For those of you that are curious, the process of designing our own barn- and then filing a complete building consent application, is still ongoing. About 10 days ago I had another meeting with someone at BCLS (building consents and licensing services). All in all it was an encouraging and productive meeting. He was impressed by the plans I had generated. He wanted a few more figures, and he wanted some of the figures I had done rendered differently, but that is easy enough with a computer.
We will need an engineer to come and look at our slab. Why? Well, all structural components must meet a durability requirement of at least 50 years. Concrete slabs meet that requirement. The problem is, our slab is about 20 years old. So we just need a structural engineer to sign off that it has at least 50 more years of life in it.

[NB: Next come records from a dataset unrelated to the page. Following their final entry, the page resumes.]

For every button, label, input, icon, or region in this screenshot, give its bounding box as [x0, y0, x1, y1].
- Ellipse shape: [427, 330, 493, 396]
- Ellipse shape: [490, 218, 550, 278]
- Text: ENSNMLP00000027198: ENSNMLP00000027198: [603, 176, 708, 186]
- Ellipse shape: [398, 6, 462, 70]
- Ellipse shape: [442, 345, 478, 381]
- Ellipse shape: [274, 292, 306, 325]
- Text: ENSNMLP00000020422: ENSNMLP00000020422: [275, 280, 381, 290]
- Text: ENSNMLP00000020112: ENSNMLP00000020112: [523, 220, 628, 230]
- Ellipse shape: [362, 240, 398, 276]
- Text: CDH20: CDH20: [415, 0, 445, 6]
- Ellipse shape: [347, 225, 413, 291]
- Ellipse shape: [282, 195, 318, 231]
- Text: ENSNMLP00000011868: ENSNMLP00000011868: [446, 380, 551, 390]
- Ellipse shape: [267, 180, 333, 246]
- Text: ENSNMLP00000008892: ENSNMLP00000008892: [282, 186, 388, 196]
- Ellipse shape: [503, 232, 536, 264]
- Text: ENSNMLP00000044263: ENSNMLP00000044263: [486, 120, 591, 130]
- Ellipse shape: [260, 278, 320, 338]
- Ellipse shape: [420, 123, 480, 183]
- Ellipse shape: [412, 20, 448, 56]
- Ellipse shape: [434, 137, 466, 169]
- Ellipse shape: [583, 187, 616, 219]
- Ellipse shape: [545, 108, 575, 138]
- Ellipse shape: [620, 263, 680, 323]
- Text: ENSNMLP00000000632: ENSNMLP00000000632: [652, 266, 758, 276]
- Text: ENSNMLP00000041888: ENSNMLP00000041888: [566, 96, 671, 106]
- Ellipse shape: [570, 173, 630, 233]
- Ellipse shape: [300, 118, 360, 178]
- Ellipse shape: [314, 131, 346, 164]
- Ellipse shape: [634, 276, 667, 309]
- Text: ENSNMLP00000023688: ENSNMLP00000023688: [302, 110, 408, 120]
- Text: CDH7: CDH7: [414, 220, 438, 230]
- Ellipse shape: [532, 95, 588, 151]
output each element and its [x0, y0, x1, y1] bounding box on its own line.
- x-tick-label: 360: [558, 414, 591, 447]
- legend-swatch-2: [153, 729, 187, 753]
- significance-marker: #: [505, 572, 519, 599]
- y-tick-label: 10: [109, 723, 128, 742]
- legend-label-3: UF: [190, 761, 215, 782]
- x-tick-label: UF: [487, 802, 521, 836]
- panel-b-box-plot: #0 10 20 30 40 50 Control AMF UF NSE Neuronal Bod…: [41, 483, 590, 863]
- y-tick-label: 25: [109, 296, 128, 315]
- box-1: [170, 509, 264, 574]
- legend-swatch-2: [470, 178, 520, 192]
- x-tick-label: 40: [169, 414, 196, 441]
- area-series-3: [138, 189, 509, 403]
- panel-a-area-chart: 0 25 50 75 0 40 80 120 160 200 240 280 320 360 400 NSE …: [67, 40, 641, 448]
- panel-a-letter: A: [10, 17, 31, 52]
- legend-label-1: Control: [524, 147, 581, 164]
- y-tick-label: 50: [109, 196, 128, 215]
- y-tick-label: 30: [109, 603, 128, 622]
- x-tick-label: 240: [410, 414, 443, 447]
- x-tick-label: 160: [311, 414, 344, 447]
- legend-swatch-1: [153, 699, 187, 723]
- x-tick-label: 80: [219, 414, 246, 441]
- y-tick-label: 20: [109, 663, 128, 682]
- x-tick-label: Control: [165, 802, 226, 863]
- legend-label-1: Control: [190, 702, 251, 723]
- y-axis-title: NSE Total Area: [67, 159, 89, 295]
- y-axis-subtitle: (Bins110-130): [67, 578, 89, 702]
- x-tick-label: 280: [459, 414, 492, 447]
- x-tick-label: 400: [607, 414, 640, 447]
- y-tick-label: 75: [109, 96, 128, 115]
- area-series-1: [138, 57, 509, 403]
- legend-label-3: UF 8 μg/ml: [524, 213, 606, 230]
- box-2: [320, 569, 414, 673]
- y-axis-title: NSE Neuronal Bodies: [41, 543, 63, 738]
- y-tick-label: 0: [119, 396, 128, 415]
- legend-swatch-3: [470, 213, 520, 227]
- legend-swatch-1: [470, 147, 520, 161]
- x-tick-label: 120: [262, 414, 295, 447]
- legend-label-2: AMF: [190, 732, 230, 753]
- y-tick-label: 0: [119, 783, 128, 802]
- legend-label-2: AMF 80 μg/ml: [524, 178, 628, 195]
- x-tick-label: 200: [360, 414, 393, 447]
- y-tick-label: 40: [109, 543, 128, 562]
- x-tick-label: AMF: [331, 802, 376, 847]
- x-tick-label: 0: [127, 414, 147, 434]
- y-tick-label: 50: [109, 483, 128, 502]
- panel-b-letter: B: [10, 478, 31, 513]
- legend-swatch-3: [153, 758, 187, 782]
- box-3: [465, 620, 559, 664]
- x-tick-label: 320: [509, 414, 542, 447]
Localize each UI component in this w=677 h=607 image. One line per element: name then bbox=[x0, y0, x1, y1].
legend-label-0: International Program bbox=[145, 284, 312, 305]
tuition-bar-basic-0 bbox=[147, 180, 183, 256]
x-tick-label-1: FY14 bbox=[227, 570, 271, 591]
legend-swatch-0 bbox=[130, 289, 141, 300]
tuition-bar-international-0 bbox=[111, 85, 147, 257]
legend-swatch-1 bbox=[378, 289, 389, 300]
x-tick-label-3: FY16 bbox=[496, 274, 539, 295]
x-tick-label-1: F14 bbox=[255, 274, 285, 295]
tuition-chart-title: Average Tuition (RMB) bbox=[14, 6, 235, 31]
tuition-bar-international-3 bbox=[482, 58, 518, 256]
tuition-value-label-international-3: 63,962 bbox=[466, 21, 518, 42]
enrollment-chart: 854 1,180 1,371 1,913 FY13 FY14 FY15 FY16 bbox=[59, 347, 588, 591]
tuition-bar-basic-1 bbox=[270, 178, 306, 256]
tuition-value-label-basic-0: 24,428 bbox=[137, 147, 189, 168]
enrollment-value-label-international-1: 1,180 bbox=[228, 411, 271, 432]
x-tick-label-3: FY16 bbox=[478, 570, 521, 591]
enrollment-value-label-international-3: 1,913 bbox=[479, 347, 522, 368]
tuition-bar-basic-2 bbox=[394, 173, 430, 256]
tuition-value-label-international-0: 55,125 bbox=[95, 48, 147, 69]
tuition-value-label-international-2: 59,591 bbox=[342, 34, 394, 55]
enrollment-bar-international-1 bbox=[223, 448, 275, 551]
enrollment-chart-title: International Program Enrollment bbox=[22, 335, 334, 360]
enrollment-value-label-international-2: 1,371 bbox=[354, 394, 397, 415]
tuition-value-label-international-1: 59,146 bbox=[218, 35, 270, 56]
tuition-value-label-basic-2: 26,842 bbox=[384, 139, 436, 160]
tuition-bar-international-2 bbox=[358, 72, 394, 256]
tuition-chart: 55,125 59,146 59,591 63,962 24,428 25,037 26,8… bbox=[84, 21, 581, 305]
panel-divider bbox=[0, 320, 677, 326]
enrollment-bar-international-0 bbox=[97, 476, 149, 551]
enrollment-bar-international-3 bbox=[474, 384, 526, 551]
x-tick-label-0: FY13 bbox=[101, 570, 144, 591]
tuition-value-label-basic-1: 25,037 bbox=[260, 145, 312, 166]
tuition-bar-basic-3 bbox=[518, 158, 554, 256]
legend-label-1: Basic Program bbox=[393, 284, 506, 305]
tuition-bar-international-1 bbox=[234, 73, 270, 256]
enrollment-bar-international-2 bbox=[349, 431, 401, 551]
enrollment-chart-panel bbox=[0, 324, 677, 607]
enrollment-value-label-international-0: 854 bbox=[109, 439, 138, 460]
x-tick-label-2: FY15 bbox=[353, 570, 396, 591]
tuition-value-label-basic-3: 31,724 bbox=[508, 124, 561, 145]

But… when going over our plan he noted we had a load-bearing wall without sufficient support beneath. By code, to put serious weight onto concrete it must be at least 200mm thick and have 2x 12mm reinforcing rods in it. That portion of the slab, while plenty thick, didn’t have reinforcing rods. Now, I could juggle the design to move the load-bearing wall 1.5 meters onto a reinforcing “beam” built into the slab (which is extra thick and has the 2 x 12mm rods). But that got us thinking, why not approach the problem with a blank sheet of paper.
All along our designs have looked at the barn as a 3 bay structure, along the lines of the so-called “American Style” barn (http://www.fairdinkumsheds.co.nz/store.php?cPath=1).
But our reinforcing beam runes right down the middle of the slab, so now we are looking at design options that treat it as two halves, rather than 3 thirds. Hopefully we can get a design we like done and approved soon. I am getting better and faster at generating barn designs using sketchup, with all this practice.